What are the use cases for nvALT, Day One, FoldingText, Octopress, etc? […]
It never fails to amaze me when people spend enormous energy creating software but fail to explain what it does. Go look at Github if you want lots of examples. Why should I waste my time figuring out what your stuff is for?
Ever the gentleman, Brett responded in kind with a thorough post of his own:
…I accept that I tend to gloss over the use cases when presenting new tools. I (usually errantly) expect everyone to just see the practical uses and possibilities without my having to detail them. That’s not always fair, and I accept it as constructive criticism even if it wasn’t meant as criticism at all.
I’ve been using Brett’s hacks, apps, scripts and so-forth for, geez, I don’t know how long anymore. For me, the fun is in finding use cases for his little experiments (and the apps he recommends). That may sound like a waste of time, but it’s just how I work. I like to let my mind wander by solving a problem instead of just falling down some news/kitten rathole. When I have no use for something I just ignore it.

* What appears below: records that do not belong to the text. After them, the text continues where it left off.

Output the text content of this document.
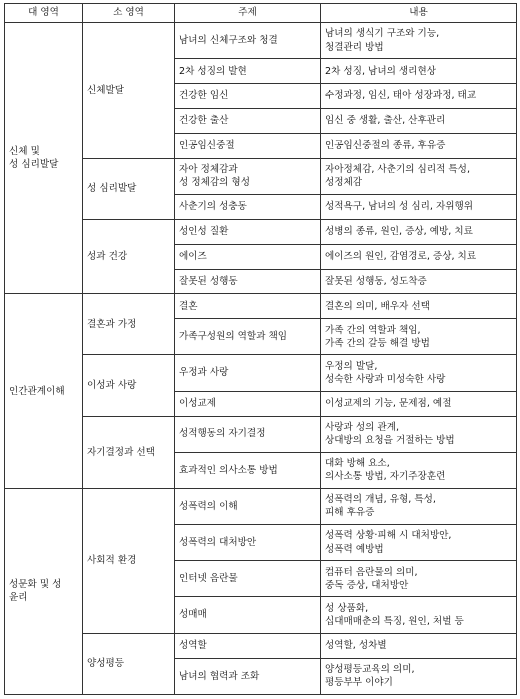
대 영역	소 영역	주제	내용

신체 및
성 심리발달	신체발달	남녀의 신체구조와 청결	남녀의 생식기 구조와 기능,
청결관리 방법

		2차 성징의 발현	2차 성징, 남녀의 생리현상

		건강한 임신	수정과정, 임신, 태아 성장과정, 태교

		건강한 출산	임신 중 생활, 출산, 산후관리

		인공임신중절	인공임신중절의 종류, 후유증

	성 심리발달	자아 정체감과
성 정체감의 형성	자아정체감, 사춘기의 심리적 특성,
성정체감

		사춘기의 성충동	성적욕구, 남녀의 성 심리, 자위행위

	성과 건강	성인성 질환	성병의 종류, 원인, 증상, 예방, 치료

		에이즈	에이즈의 원인, 감염경로, 증상, 치료

		잘못된 성행동	잘못된 성행동, 성도착증

인간관계이해	결혼과 가정	결혼	결혼의 의미, 배우자 선택

		가족구성원의 역할과 책임	가족 간의 역할과 책임,
가족 간의 갈등 해결 방법

	이성과 사랑	우정과 사랑	우정의 발달,
성숙한 사랑과 미성숙한 사랑

		이성교제	이성교제의 기능, 문제점, 예절

	자기결정과 선택	성적행동의 자기결정	사랑과 성의 관계,
상대방의 요청을 거절하는 방법

		효과적인 의사소통 방법	대화 방해 요소,
의사소통 방법, 자기주장훈련

성문화 및 성
윤리	사회적 환경	성폭력의 이해	성폭력의 개념, 유형, 특성,
피해 후유증

		성폭력의 대처방안	성폭력 상황·피해 시 대처방안,
성폭력 예방법

		인터넷 음란물	컴퓨터 음란물의 의미,
중독 증상, 대처방안

		성매매	성 상품화,
십대매매춘의 특징, 원인, 처벌 등

	양성평등	성역할	성역할, 성차별

		남녀의 협력과 조화	양성평등교육의 의미,
평등부부 이야기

George’s stance kind of bugs me. Why waste my time trying to figure out what an app is for? I think I helped answer that last December:
About a month ago, I tweeted asking if it would be possible to use Screenplay Markdown in Brett Terpstra’s excellent Markdown previewing app, Marked. To my surprise, Brett responded enthusiastically, then Stu got in touch as well. Before long we were all communicating, along with Martin Vilcans, whose command line utility, Screenplain, was the first to turn SPMD text files into formatted screenplays.
Four of us were working on similar ideas, but when we smashed them all together, the result was a use case for what would become a new markup syntax, Fountain, which is now supported by a dozen apps and counting. It was like Tuco buying a pistol.
The social coding that Github1 promotes has made my life easier and, better yet, has introduced me to some basic programming concepts. It makes for better apps and allows nudniks like me to find use cases for projects that may have gone forever unnoticed. Discounting that impact seems overly cynical.
I get that Brett would like to tame his public-facing work, especially if he’s going to provide tech support on Twitter or via email, but I also hope he doesn’t stop sharing the bits of code he regularly cooks up. More specifically, I hope he doesn’t balk because a use case isn’t universal or immediately apparent. Us plebes will always find something to do with it. Bring it.